On Behalf of | Feb 17, 2019 | Chapter 13 |

Many residents in Ohio may not realize that there are multiple forms of consumer bankruptcy plans. Several people automatically associate Chapter 7 plans with all personal bankruptcies. These plans may be the best option for some debtors but not for all. The lack of knowledge about Chapter 13 plans may even prevent some people from reaching out for bankruptcy help as they may assume they will always lose their assets. This is not necessarily true.

As explained by the United States Court, a Chapter 13 bankruptcy plan may offer consumers the ability to retain and protect their assets from seizure. This is in stark contrast to a Chapter 7 plan where secured debts may be repaid by the loss of assets to the creditors.

In a Chapter 13 bankruptcy, a trustee is identified and this person receives monthly payments from the consumer. The trustee then distributes payments to each creditor per an agreed-upon plan and schedule. This clearly requires that the consumer is employed and earns enough money to make these monthly payments. For this reason, a Chapter 13 bankruptcy is often referred to as a wage-earner’s plan.

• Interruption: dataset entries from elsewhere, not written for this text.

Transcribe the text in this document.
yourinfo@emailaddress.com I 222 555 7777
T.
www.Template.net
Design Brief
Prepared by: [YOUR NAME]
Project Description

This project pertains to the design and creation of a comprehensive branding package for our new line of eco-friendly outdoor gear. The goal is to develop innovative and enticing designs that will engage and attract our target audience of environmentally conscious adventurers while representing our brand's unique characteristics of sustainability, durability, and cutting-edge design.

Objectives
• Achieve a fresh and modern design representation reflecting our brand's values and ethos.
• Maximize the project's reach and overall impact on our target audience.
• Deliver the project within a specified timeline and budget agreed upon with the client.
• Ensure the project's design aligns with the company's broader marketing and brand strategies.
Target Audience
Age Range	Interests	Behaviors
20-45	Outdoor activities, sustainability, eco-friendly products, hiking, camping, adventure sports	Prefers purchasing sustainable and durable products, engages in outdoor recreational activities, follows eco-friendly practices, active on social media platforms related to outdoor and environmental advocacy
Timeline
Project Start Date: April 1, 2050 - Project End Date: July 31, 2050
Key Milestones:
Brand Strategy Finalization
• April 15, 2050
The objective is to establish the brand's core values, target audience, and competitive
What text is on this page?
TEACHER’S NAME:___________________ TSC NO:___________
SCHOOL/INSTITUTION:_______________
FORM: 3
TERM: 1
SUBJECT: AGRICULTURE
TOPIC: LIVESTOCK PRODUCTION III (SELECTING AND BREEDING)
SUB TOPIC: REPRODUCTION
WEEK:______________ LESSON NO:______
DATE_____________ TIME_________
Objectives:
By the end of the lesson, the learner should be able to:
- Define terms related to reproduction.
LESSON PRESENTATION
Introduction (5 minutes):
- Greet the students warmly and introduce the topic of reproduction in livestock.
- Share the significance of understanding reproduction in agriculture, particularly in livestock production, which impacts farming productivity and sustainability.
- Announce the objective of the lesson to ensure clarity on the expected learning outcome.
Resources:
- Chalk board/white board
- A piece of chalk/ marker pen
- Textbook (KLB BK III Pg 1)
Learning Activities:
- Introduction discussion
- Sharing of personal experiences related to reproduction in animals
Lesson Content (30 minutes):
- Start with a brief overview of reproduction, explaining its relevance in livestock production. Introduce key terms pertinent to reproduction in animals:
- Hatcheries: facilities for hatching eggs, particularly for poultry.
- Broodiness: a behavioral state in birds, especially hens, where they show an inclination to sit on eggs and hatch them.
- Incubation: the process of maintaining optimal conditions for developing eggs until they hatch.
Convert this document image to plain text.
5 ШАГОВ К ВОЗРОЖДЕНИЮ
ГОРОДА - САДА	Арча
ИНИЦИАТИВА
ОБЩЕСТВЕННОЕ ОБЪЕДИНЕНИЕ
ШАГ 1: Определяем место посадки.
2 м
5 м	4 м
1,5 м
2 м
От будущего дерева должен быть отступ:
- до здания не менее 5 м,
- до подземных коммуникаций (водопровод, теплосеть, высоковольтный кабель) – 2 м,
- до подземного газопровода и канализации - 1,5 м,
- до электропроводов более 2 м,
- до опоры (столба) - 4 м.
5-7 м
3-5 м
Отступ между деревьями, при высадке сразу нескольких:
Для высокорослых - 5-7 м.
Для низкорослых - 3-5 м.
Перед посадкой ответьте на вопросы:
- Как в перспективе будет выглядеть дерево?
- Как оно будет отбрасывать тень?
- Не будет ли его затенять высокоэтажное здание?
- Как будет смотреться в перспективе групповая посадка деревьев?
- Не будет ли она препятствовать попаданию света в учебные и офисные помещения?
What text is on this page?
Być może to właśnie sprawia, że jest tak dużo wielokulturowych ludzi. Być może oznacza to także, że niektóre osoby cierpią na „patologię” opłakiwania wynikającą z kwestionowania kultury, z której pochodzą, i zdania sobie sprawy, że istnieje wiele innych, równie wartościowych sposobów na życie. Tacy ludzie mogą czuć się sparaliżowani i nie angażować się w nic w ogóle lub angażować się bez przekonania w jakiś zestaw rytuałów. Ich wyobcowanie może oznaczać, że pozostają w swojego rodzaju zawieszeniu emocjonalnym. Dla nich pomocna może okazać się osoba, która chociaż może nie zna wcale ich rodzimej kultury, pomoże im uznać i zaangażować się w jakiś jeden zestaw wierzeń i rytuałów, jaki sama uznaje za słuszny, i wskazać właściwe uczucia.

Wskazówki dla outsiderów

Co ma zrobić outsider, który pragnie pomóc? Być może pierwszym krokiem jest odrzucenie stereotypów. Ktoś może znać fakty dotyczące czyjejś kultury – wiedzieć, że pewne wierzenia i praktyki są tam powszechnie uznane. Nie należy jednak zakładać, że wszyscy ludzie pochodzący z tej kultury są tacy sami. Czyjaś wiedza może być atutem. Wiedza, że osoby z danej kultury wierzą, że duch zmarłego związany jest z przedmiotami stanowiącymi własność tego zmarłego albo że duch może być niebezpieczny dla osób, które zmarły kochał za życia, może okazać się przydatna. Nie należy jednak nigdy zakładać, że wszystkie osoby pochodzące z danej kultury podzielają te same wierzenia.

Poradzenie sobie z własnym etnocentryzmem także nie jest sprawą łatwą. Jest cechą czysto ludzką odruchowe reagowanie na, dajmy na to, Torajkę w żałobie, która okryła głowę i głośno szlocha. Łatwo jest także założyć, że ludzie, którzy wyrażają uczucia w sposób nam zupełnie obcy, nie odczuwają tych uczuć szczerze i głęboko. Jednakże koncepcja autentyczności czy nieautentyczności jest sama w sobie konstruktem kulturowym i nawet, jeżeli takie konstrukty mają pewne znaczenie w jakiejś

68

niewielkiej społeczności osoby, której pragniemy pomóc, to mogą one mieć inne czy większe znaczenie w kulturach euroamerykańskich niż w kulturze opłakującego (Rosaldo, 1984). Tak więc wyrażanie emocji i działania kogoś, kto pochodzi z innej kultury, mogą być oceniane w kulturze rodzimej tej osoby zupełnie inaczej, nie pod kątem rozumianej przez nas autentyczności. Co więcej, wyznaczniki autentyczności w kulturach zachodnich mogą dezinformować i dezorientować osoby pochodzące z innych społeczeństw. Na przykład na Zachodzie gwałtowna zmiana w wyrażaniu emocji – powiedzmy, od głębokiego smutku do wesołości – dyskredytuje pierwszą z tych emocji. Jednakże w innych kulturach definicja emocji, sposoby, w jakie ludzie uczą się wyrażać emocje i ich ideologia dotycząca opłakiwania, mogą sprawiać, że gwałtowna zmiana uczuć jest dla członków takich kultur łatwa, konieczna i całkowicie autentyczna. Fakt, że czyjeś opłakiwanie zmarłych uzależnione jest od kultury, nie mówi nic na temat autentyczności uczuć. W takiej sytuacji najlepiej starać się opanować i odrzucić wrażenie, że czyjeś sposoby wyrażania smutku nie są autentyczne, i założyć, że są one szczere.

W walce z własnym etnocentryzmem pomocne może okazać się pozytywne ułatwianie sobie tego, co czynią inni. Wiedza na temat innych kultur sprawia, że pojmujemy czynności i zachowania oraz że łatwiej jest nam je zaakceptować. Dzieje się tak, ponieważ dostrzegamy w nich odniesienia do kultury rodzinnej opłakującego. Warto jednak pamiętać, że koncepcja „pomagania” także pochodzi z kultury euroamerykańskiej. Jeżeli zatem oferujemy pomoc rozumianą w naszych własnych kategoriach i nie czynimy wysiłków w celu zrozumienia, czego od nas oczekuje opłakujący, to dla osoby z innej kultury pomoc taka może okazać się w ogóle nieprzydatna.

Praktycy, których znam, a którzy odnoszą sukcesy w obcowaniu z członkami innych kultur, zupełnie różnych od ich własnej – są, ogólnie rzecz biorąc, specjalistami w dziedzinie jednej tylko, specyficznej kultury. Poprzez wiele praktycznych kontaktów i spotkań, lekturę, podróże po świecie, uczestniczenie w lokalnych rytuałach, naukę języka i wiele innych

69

Credit Karma notes that Chapter 13 bankruptcies last between three and five years. Payments must be made on time during the life of the plan. A Chapter 13 plan is essentially a form of restructured debt repayment. Some debts may get reduced and the consumer may pay less than what was originally owed. Repayment of debts may follow a priority order with things like child support taking precedence over credit card debt.